The simulated spatial distribution of optically generated carriers in the SiC layer is shown in Figure. In accordance with the above discussion, the generation of optical carriers in the source region is larger than in the gate region. 5b, the charge collection in the neck region under the gate is more than double the charge collection in the source and the body at the SiC-metal interface.
While not directly integrated with the TCAD simulations, the optical simulations show that the increased charge accumulation in the neck region is not due to enhanced optical generation from interfacial reflections. At lower biases, the differences in the depth of the depletion region present in both the diode and the MOSFET explain the variation in charge collection with diode bias (green curve), as seen in Fig. The amount of charge collected in the diode determines the fraction of charge collected in the MOSFET due to carrier generation in the epi-body depletion region.

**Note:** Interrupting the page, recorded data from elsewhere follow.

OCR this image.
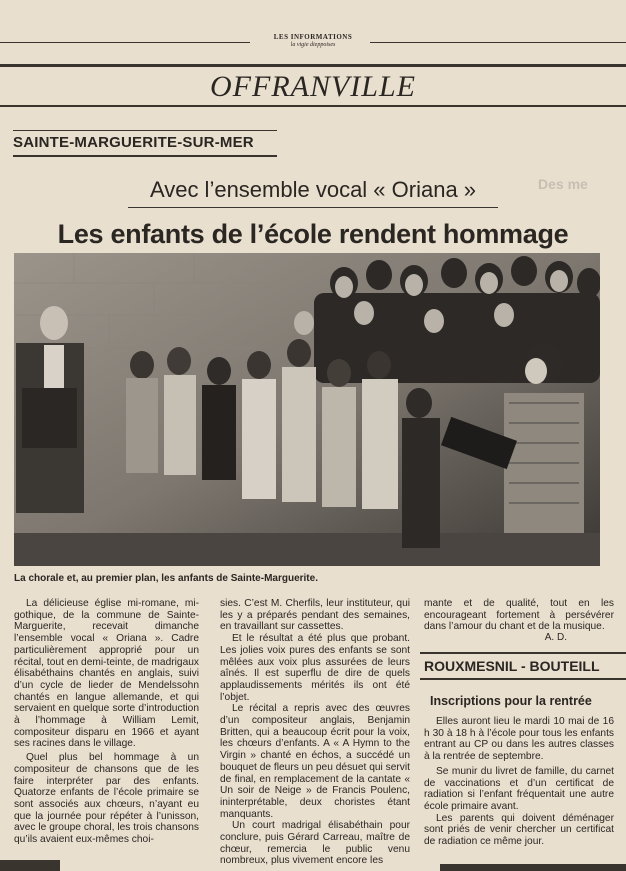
LES INFORMATIONS
la vigie dieppoises
OFFRANVILLE
SAINTE-MARGUERITE-SUR-MER
Des me
Avec l’ensemble vocal « Oriana »
Les enfants de l’école rendent hommage
La chorale et, au premier plan, les anfants de Sainte-Marguerite.

La délicieuse église mi-romane, mi-gothique, de la commune de Sainte-Marguerite, recevait dimanche l’ensemble vocal « Oriana ». Cadre particulièrement approprié pour un récital, tout en demi-teinte, de madrigaux élisabéthains chantés en anglais, suivi d’un cycle de lieder de Mendelssohn chantés en langue allemande, et qui servaient en quelque sorte d’introduction à l’hommage à William Lemit, compositeur disparu en 1966 et ayant ses racines dans le village.

Quel plus bel hommage à un compositeur de chansons que de les faire interpréter par des enfants. Quatorze enfants de l’école primaire se sont associés aux chœurs, n’ayant eu que la journée pour répéter à l’unisson, avec le groupe choral, les trois chansons qu’ils avaient eux-mêmes choi-

sies. C’est M. Cherfils, leur instituteur, qui les y a préparés pendant des semaines, en travaillant sur cassettes.

Et le résultat a été plus que probant. Les jolies voix pures des enfants se sont mêlées aux voix plus assurées de leurs aînés. Il est superflu de dire de quels applaudissements mérités ils ont été l’objet.

Le récital a repris avec des œuvres d’un compositeur anglais, Benjamin Britten, qui a beaucoup écrit pour la voix, les chœurs d’enfants. A « A Hymn to the Virgin » chanté en échos, a succédé un bouquet de fleurs un peu désuet qui servit de final, en remplacement de la cantate « Un soir de Neige » de Francis Poulenc, ininterprétable, deux choristes étant manquants.

Un court madrigal élisabéthain pour conclure, puis Gérard Carreau, maître de chœur, remercia le public venu nombreux, plus vivement encore les

mante et de qualité, tout en les encourageant fortement à persévérer dans l’amour du chant et de la musique.

A. D.
ROUXMESNIL - BOUTEILL
Inscriptions pour la rentrée

Elles auront lieu le mardi 10 mai de 16 h 30 à 18 h à l’école pour tous les enfants entrant au CP ou dans les autres classes à la rentrée de septembre.

Se munir du livret de famille, du carnet de vaccinations et d’un certificat de radiation si l’enfant fréquentait une autre école primaire avant.

Les parents qui doivent déménager sont priés de venir chercher un certificat de radiation ce même jour.
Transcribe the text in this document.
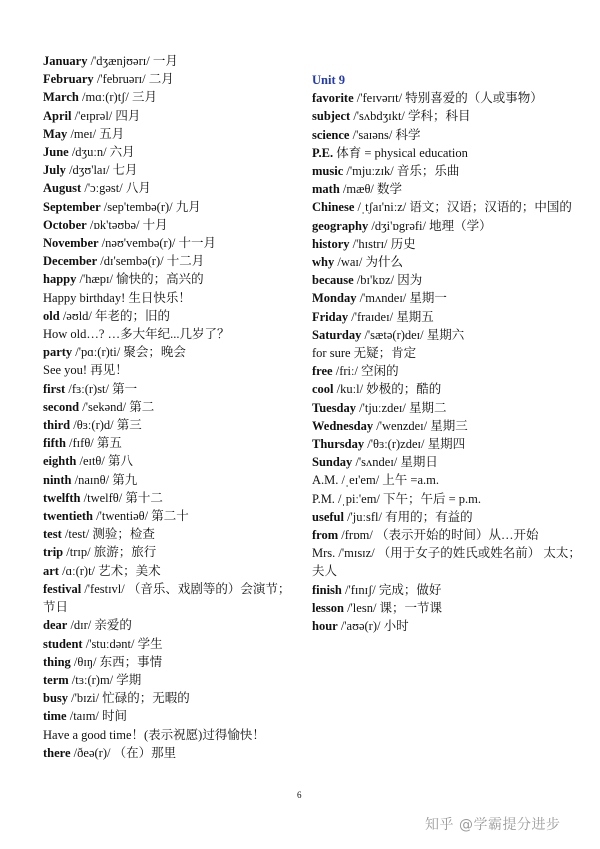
January /'dʒænjʊərɪ/ 一月

February /'februərɪ/ 二月

March /mɑː(r)tʃ/ 三月

April /'eɪprəl/ 四月

May /meɪ/ 五月

June /dʒuːn/ 六月

July /dʒʊ'laɪ/ 七月

August /'ɔːgəst/ 八月

September /sep'tembə(r)/ 九月

October /ɒk'təʊbə/ 十月

November /nəʊ'vembə(r)/ 十一月

December /dɪ'sembə(r)/ 十二月

happy /'hæpɪ/ 愉快的；高兴的

Happy birthday! 生日快乐！

old /əʊld/ 年老的；旧的

How old…? …多大年纪...几岁了？

party /'pɑː(r)ti/ 聚会；晚会

See you! 再见！

first /fɜː(r)st/ 第一

second /'sekənd/ 第二

third /θɜː(r)d/ 第三

fifth /fɪfθ/ 第五

eighth /eɪtθ/ 第八

ninth /naɪnθ/ 第九

twelfth /twelfθ/ 第十二

twentieth /'twentiəθ/ 第二十

test /test/ 测验；检查

trip /trɪp/ 旅游；旅行

art /ɑː(r)t/ 艺术；美术

festival /'festɪvl/ （音乐、戏剧等的）会演节；节日

dear /dɪr/ 亲爱的

student /'stuːdənt/ 学生

thing /θɪŋ/ 东西；事情

term /tɜː(r)m/ 学期

busy /'bɪzi/ 忙碌的；无暇的

time /taɪm/ 时间

Have a good time！(表示祝愿)过得愉快！

there /ðeə(r)/ （在）那里

Unit 9

favorite /'feɪvərɪt/ 特别喜爱的（人或事物）

subject /'sʌbdʒɪkt/ 学科；科目

science /'saɪəns/ 科学

P.E. 体育 = physical education

music /'mjuːzɪk/ 音乐；乐曲

math /mæθ/ 数学

Chinese /ˌtʃaɪ'niːz/ 语文；汉语；汉语的；中国的

geography /dʒi'ɒgrəfi/ 地理（学）

history /'hɪstrɪ/ 历史

why /waɪ/ 为什么

because /bɪ'kɒz/ 因为

Monday /'mʌndeɪ/ 星期一

Friday /'fraɪdeɪ/ 星期五

Saturday /'sætə(r)deɪ/ 星期六

for sure 无疑；肯定

free /friː/ 空闲的

cool /kuːl/ 妙极的；酷的

Tuesday /'tjuːzdeɪ/ 星期二

Wednesday /'wenzdeɪ/ 星期三

Thursday /'θɜː(r)zdeɪ/ 星期四

Sunday /'sʌndeɪ/ 星期日

A.M. /ˌeɪ'em/ 上午 =a.m.

P.M. /ˌpiː'em/ 下午；午后 = p.m.

useful /'juːsfl/ 有用的；有益的

from /frɒm/ （表示开始的时间）从…开始

Mrs. /'mɪsɪz/ （用于女子的姓氏或姓名前） 太太；夫人

finish /'fɪnɪʃ/ 完成；做好

lesson /'lesn/ 课；一节课

hour /'aʊə(r)/ 小时

6
知乎 @学霸提分进步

Rather than a peak charge collection centered in each channel with a slight drop in charge collection in the middle of the neck between channels, the distributions around both channels are inevitable. At higher bias voltages, the bipolar transistor is turned on by the collected-charge induced voltage in the channel. Since the charge is deposited closer to the surface of the device in TCAD simulations, there is minimal influence of bias on accumulated charge in the diode.
Positionally, bipolar amplification results in a peak in charge collection when the charge generated in the channel is maximized for the MOSFET, while the diode has roughly constant charge collection at any carrier deposition location.